Les circulations ne présentent aucune exigence en termes de basse luminance. Tout au plus faut-il éviter un éblouissement trop important en choisissant des luminaires comportant un système de défilement. Des luminaires ouverts à ventelles planes sont donc tout à fait indiqués (angle de défilement minimum de 75°).

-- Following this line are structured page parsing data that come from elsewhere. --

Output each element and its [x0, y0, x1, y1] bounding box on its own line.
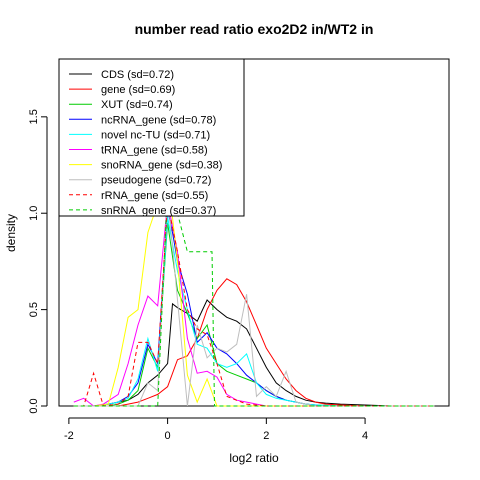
legend-label: XUT (sd=0.74)	[101, 99, 173, 111]
legend-label: novel nc-TU (sd=0.71)	[101, 129, 210, 141]
legend-label: tRNA_gene (sd=0.58)	[101, 145, 208, 157]
legend-label: pseudogene (sd=0.72)	[101, 175, 211, 187]
x-tick-label: 0	[165, 430, 171, 442]
series-layer	[73, 174, 435, 407]
y-tick-label: 1.0	[28, 206, 40, 221]
series-line	[73, 193, 435, 407]
y-tick-label: 0.0	[28, 398, 40, 413]
legend-box	[58, 58, 245, 217]
y-axis-label: density	[4, 214, 18, 252]
x-tick-label: -2	[64, 430, 74, 442]
y-axis: 0.0 0.5 1.0 1.5	[28, 109, 48, 414]
x-axis-label: log2 ratio	[229, 451, 279, 465]
x-tick-label: 2	[263, 430, 269, 442]
series-line	[73, 299, 435, 407]
legend: CDS (sd=0.72) gene (sd=0.69) XUT (sd=0.74)…	[58, 58, 245, 217]
x-tick-label: 4	[362, 430, 368, 442]
x-axis: -2 0 2 4	[64, 417, 368, 442]
y-tick-label: 1.5	[28, 109, 40, 124]
legend-label: snRNA_gene (sd=0.37)	[101, 205, 216, 217]
chart-title: number read ratio exo2D2 in/WT2 in	[135, 21, 374, 37]
legend-label: CDS (sd=0.72)	[101, 69, 174, 81]
series-line	[73, 184, 435, 407]
series-line	[73, 217, 435, 407]
legend-label: gene (sd=0.69)	[101, 84, 175, 96]
legend-label: snoRNA_gene (sd=0.38)	[101, 160, 222, 172]
series-line	[73, 278, 435, 407]
y-tick-label: 0.5	[28, 302, 40, 317]
legend-label: ncRNA_gene (sd=0.78)	[101, 114, 216, 126]
legend-label: rRNA_gene (sd=0.55)	[101, 190, 208, 202]
series-line	[73, 222, 435, 407]
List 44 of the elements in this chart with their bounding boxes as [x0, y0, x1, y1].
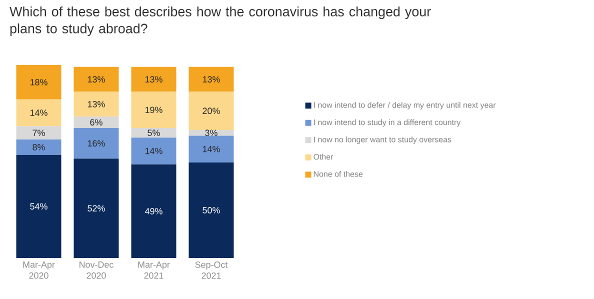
data-label: 14% [145, 148, 162, 154]
data-label: 5% [148, 130, 160, 136]
bar [74, 92, 119, 117]
data-label: 54% [30, 203, 48, 210]
data-label: 19% [145, 106, 162, 114]
data-label: 7% [32, 130, 45, 136]
x-tick-label: Mar-Apr 2021 [138, 262, 170, 279]
bar [188, 92, 234, 130]
bar [74, 116, 119, 128]
data-label: 3% [205, 130, 218, 136]
bar [16, 65, 62, 100]
data-label: 13% [88, 100, 105, 108]
bar [16, 154, 62, 258]
data-label: 6% [90, 119, 102, 126]
bar [188, 66, 234, 92]
bar [74, 158, 119, 258]
data-label: 13% [88, 76, 105, 83]
data-label: 14% [202, 146, 220, 152]
bar [16, 126, 62, 140]
data-label: 49% [144, 208, 162, 214]
data-label: 52% [88, 205, 105, 212]
data-label: 18% [30, 79, 48, 86]
bar [16, 140, 62, 155]
bar [188, 136, 234, 162]
bar [131, 164, 176, 258]
bar [188, 162, 234, 258]
x-tick-label: Nov-Dec 2020 [80, 262, 114, 279]
data-label: 14% [30, 110, 48, 116]
bar [131, 128, 176, 138]
chart-title: Which of these best describes how the coronavirus has changed your plans to study abroad? [10, 6, 431, 36]
bar [74, 128, 119, 159]
bar [74, 66, 119, 92]
bar [131, 66, 176, 92]
bar [16, 99, 62, 126]
bar [131, 138, 176, 164]
data-label: 13% [202, 76, 220, 83]
bar [131, 92, 176, 128]
data-label: 13% [145, 76, 162, 83]
data-label: 50% [202, 207, 220, 214]
x-tick-label: Mar-Apr 2020 [23, 262, 55, 279]
data-label: 16% [88, 140, 105, 147]
data-label: 20% [202, 108, 220, 114]
x-tick-label: Sep-Oct 2021 [195, 262, 228, 279]
data-label: 8% [32, 144, 45, 150]
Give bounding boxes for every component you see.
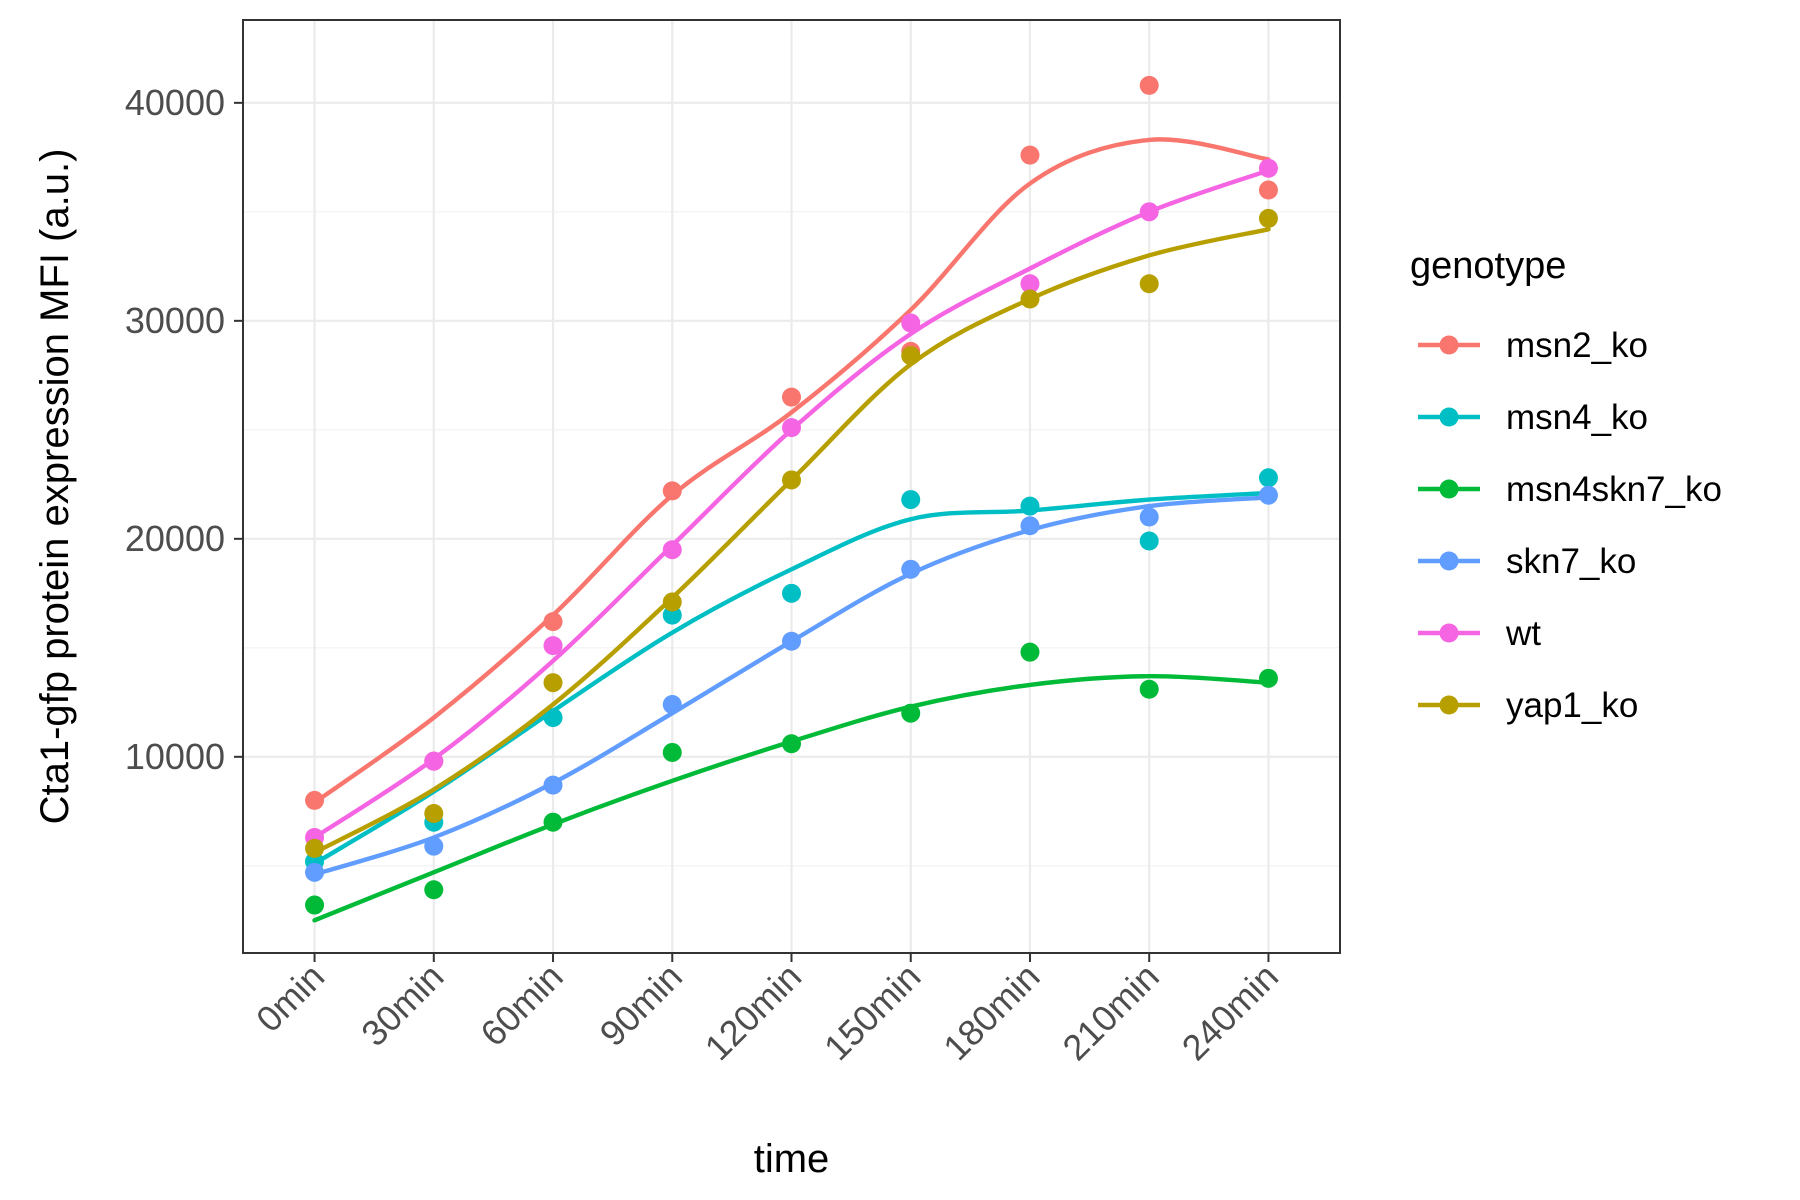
legend-label: msn4skn7_ko	[1506, 470, 1722, 509]
data-point	[424, 836, 444, 856]
data-point	[782, 418, 801, 438]
data-point	[305, 790, 325, 810]
data-point	[305, 862, 325, 882]
data-point	[1139, 202, 1159, 222]
series-msn4skn7_ko	[305, 642, 1278, 923]
data-point	[662, 481, 682, 501]
data-point	[901, 703, 921, 723]
legend-key-point	[1439, 479, 1459, 499]
legend: genotype msn2_ko msn4_ko msn4skn7_ko skn7_k…	[1410, 245, 1722, 725]
legend-label: wt	[1505, 614, 1541, 653]
data-point	[1020, 274, 1040, 294]
legend-key-point	[1439, 551, 1459, 571]
data-point	[1020, 516, 1040, 536]
data-point	[662, 742, 682, 762]
data-point	[1258, 668, 1278, 688]
data-point	[782, 583, 801, 603]
data-point	[901, 490, 921, 510]
x-axis-title: time	[754, 1137, 830, 1181]
data-point	[543, 612, 563, 632]
data-point	[1258, 485, 1278, 505]
data-point	[1258, 180, 1278, 200]
data-point	[1139, 507, 1159, 527]
legend-item-msn4skn7_ko: msn4skn7_ko	[1418, 470, 1722, 509]
legend-label: msn2_ko	[1506, 326, 1648, 365]
data-point	[543, 708, 563, 728]
data-point	[543, 636, 563, 656]
data-point	[1258, 158, 1278, 178]
legend-key-point	[1439, 695, 1459, 715]
data-point	[305, 895, 325, 915]
series-group	[305, 75, 1278, 923]
y-tick-label: 40000	[125, 82, 225, 123]
data-point	[901, 559, 921, 579]
series-line	[312, 137, 1271, 805]
data-point	[1020, 145, 1040, 165]
legend-item-msn2_ko: msn2_ko	[1418, 326, 1648, 365]
data-point	[1020, 496, 1040, 516]
data-point	[662, 694, 682, 714]
data-point	[1258, 208, 1278, 228]
data-point	[1139, 531, 1159, 551]
y-tick-label: 20000	[125, 518, 225, 559]
data-point	[543, 673, 563, 693]
data-point	[305, 838, 325, 858]
data-point	[543, 812, 563, 832]
data-point	[662, 605, 682, 625]
data-point	[424, 751, 444, 771]
legend-item-yap1_ko: yap1_ko	[1418, 686, 1638, 725]
data-point	[543, 775, 563, 795]
data-point	[1139, 679, 1159, 699]
legend-label: skn7_ko	[1506, 542, 1636, 581]
series-wt	[305, 158, 1278, 847]
data-point	[424, 803, 444, 823]
legend-item-msn4_ko: msn4_ko	[1418, 398, 1648, 437]
data-point	[1020, 642, 1040, 662]
data-point	[1258, 468, 1278, 488]
y-tick-label: 10000	[125, 736, 225, 777]
data-point	[424, 880, 444, 900]
legend-title: genotype	[1410, 245, 1566, 287]
data-point	[782, 470, 801, 490]
data-point	[901, 346, 921, 366]
data-point	[901, 313, 921, 333]
data-point	[782, 631, 801, 651]
legend-key-point	[1439, 335, 1459, 355]
data-point	[662, 592, 682, 612]
series-yap1_ko	[305, 208, 1278, 858]
legend-label: msn4_ko	[1506, 398, 1648, 437]
legend-key-point	[1439, 407, 1459, 427]
y-tick-label: 30000	[125, 300, 225, 341]
data-point	[1139, 274, 1159, 294]
data-point	[782, 387, 801, 407]
data-point	[1020, 289, 1040, 309]
y-axis-title: Cta1-gfp protein expression MFI (a.u.)	[33, 149, 77, 825]
data-point	[662, 540, 682, 560]
legend-item-wt: wt	[1418, 614, 1541, 653]
series-skn7_ko	[305, 485, 1278, 882]
data-point	[782, 734, 801, 754]
legend-item-skn7_ko: skn7_ko	[1418, 542, 1636, 581]
legend-label: yap1_ko	[1506, 686, 1638, 725]
grid	[243, 20, 1340, 953]
legend-key-point	[1439, 623, 1459, 643]
data-point	[1139, 75, 1159, 95]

Les couloirs d’hôpital, de maison de repos

 

Les couloirs d’hôpitaux et des maisons de repos nécessitent une attention particulière sachant que l’éblouissement dû au luminaire peut être important pour les patients alités. C’est la raison pour laquelle les luminaires à basse luminance sont intéressants.

Flexibilité du local

Dans certains locaux, le type de travail et/ou la disposition des postes de travail peuvent varier dans le temps. Dans ce cas, l’éclairage général ne peut privilégier aucune zone ni direction dans le local. Si tel était le cas, leur adaptation à une nouvelle situation doit se faire avec un minimum de manipulations.
Voici différents types de luminaires pouvant répondre à ces exigences  :

  • des luminaires à distribution de lumière identique dans toutes les directions,
  • un éclairage à deux composantes : éclairage général moyen (direct ou indirect) associé à des luminaires individuels mobiles,
  • si, à terme, le local risque d’être équipé d’ordinateurs, on peut préventivement envisager des luminaires à  basse luminance,
  • si des bureaux individuels risquent d’être regroupés en bureaux paysagers, il est préférable de les équiper de luminaires basse luminance.